Fahrenheit's experiment was not done with seawater. The "salt" he used to assign the number of 0 degrees Fahrenheit was ammonium chloride, which has chloride but not sodium; he saltiness in seawater comes predominantly from chloride and sodium, not chloride and ammonium, even though there are other salts dissolved in seawater - the term "salt" in a variety of scientific branches can refer to one of many different substances that are both ionic and crystalline, not just sodium chloride (table salt). Furthermore, as the NOAA scientist has clarified, the amount of solute Fahrenheit put into his experimental mixture was much higher than the salt content in seawater. Therefore, the number Fahrenheit assigned as 0 degrees F can NOT be used in relation to seawater - seawater is simply not that salty. Answer 6 from the UCSB link was correct except the seawater, and I suspect that it was a typo where the poster meant to say "salt water".

Hope this helps!

Answer 10:

The question on ScienceLine was about the rate of freezing, not the freezing temperature. As the NOAA scientist says in answer 8:
1) Fresh water does indeed freeze at 32 F / 0 C
2) Ocean water does freeze at _about_ 28.4 F / -2C

The seawater will freeze at a temperature that depends on the salt content of the seawater, so that's why the NOAA scientist says it's approximately 28.4 deg F.

Sea ice that floats on seawater doesn't have much salt in it:

When sea ice forms, most of the salt is pushed into the ocean water below the ice, although some salt may become trapped in small pockets between ice crystals. Water below sea ice has a higher concentration of salt and is more dense than surrounding ocean water, and so it sinks.

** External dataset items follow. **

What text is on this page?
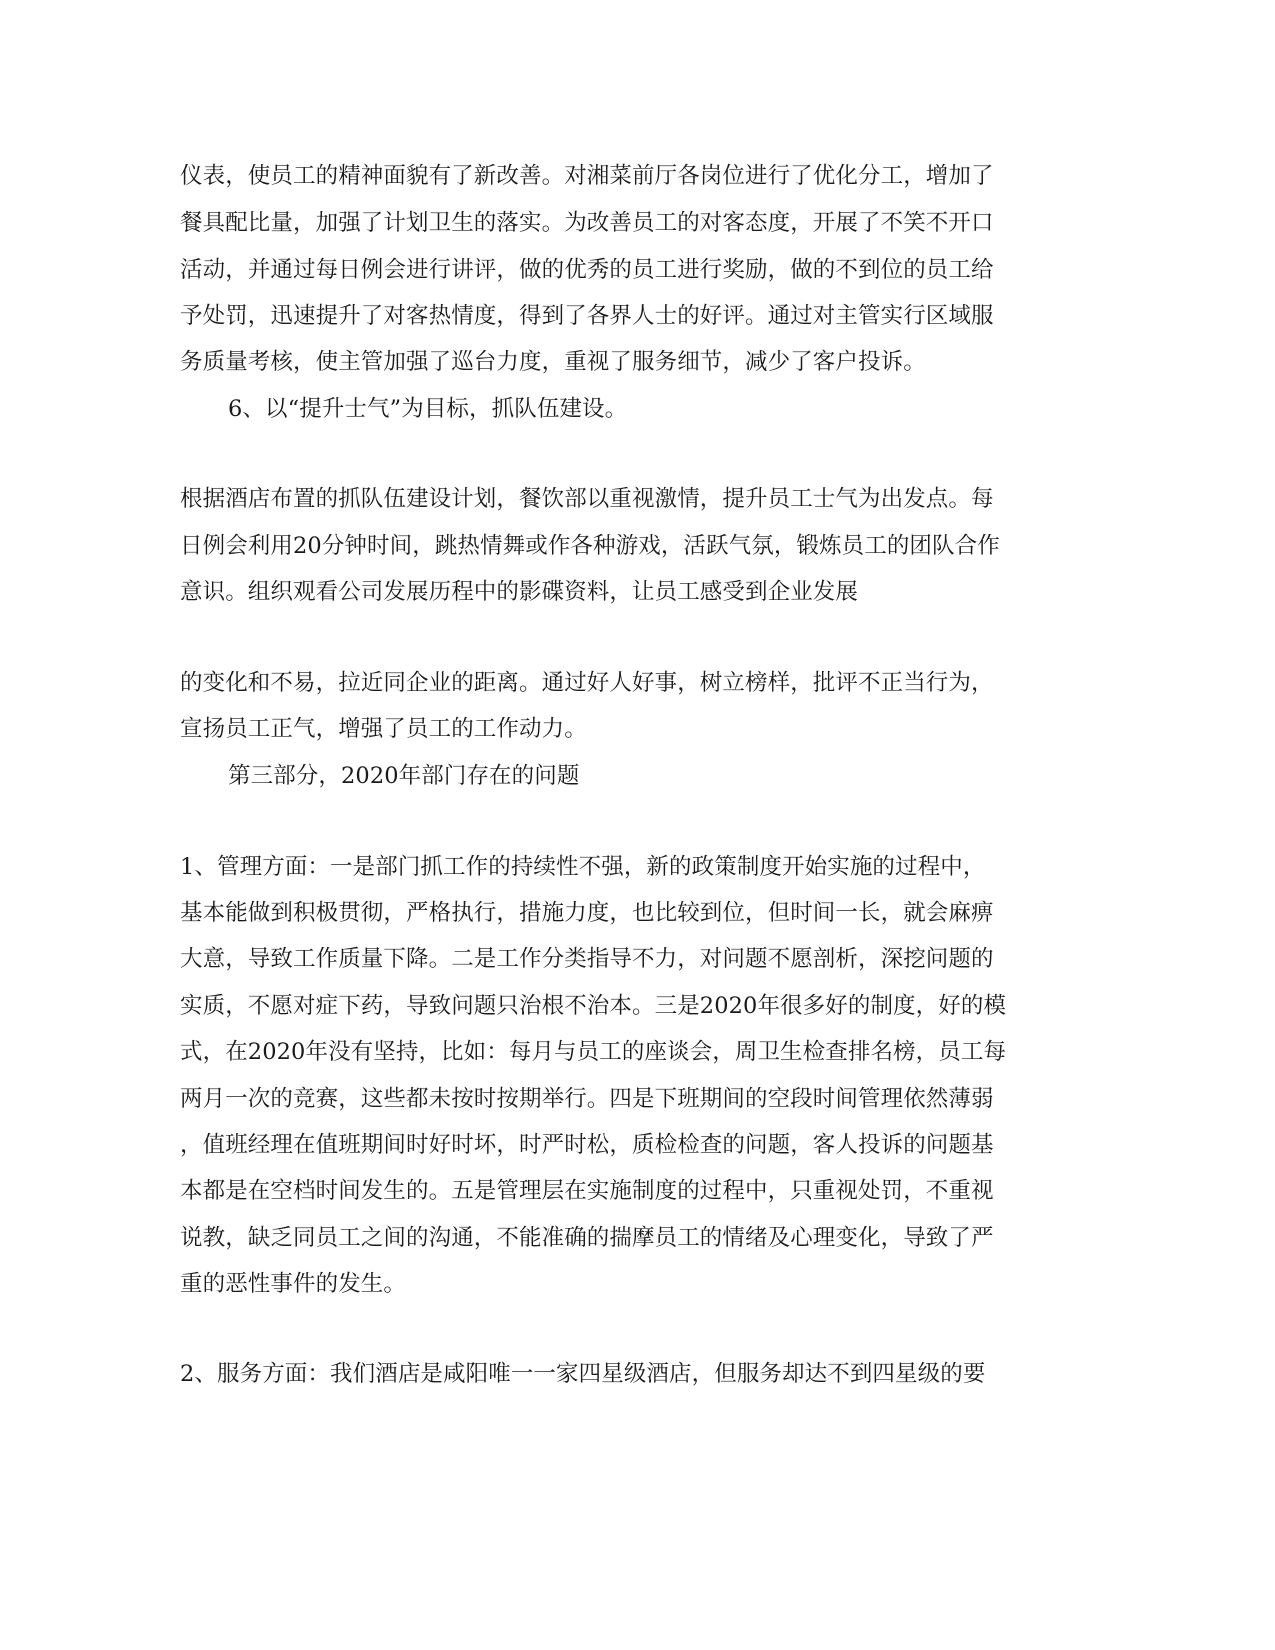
仪表，使员工的精神面貌有了新改善。对湘菜前厅各岗位进行了优化分工，增加了
餐具配比量，加强了计划卫生的落实。为改善员工的对客态度，开展了不笑不开口
活动，并通过每日例会进行讲评，做的优秀的员工进行奖励，做的不到位的员工给
予处罚，迅速提升了对客热情度，得到了各界人士的好评。通过对主管实行区域服
务质量考核，使主管加强了巡台力度，重视了服务细节，减少了客户投诉。
6、以“提升士气”为目标，抓队伍建设。
根据酒店布置的抓队伍建设计划，餐饮部以重视激情，提升员工士气为出发点。每
日例会利用20分钟时间，跳热情舞或作各种游戏，活跃气氛，锻炼员工的团队合作
意识。组织观看公司发展历程中的影碟资料，让员工感受到企业发展
的变化和不易，拉近同企业的距离。通过好人好事，树立榜样，批评不正当行为，
宣扬员工正气，增强了员工的工作动力。
第三部分，2020年部门存在的问题
1、管理方面：一是部门抓工作的持续性不强，新的政策制度开始实施的过程中，
基本能做到积极贯彻，严格执行，措施力度，也比较到位，但时间一长，就会麻痹
大意，导致工作质量下降。二是工作分类指导不力，对问题不愿剖析，深挖问题的
实质，不愿对症下药，导致问题只治根不治本。三是2020年很多好的制度，好的模
式，在2020年没有坚持，比如：每月与员工的座谈会，周卫生检查排名榜，员工每
两月一次的竞赛，这些都未按时按期举行。四是下班期间的空段时间管理依然薄弱
，值班经理在值班期间时好时坏，时严时松，质检检查的问题，客人投诉的问题基
本都是在空档时间发生的。五是管理层在实施制度的过程中，只重视处罚，不重视
说教，缺乏同员工之间的沟通，不能准确的揣摩员工的情绪及心理变化，导致了严
重的恶性事件的发生。
2、服务方面：我们酒店是咸阳唯一一家四星级酒店，但服务却达不到四星级的要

National Snow and Ice Data Center

I don't think there's a simple answer to your question about adding more and more salt. Some articles talk about temperature AND pressure, such as this one:

My favorite is this one, which talks about the thickness of the 'mushy layer' in ice as the salt concentration increases:
mushy layer

We present new experimental results relating to the growth and evolution of sea ice. These show, in particular, that brine initially remains trapped in the interstices of the sea ice, only draining into the underlying ocean once the depth of the sea-ice layer exceeds a critical value. A general theory for convection within mushy layers is applied to develop a hypothesis for when brine drainage occurs, which is tested against the experimental results.

The main point is that the water-ice freezes, but the salt doesn't freeze.

You can also check out this link for 'maximum freezing point depression NaCl' from a google search. It has the logo for NSF, the National Science Foundation, at the bottom, so I think it's a good link:

I think it's talking about putting salt on icy roads in cold weather.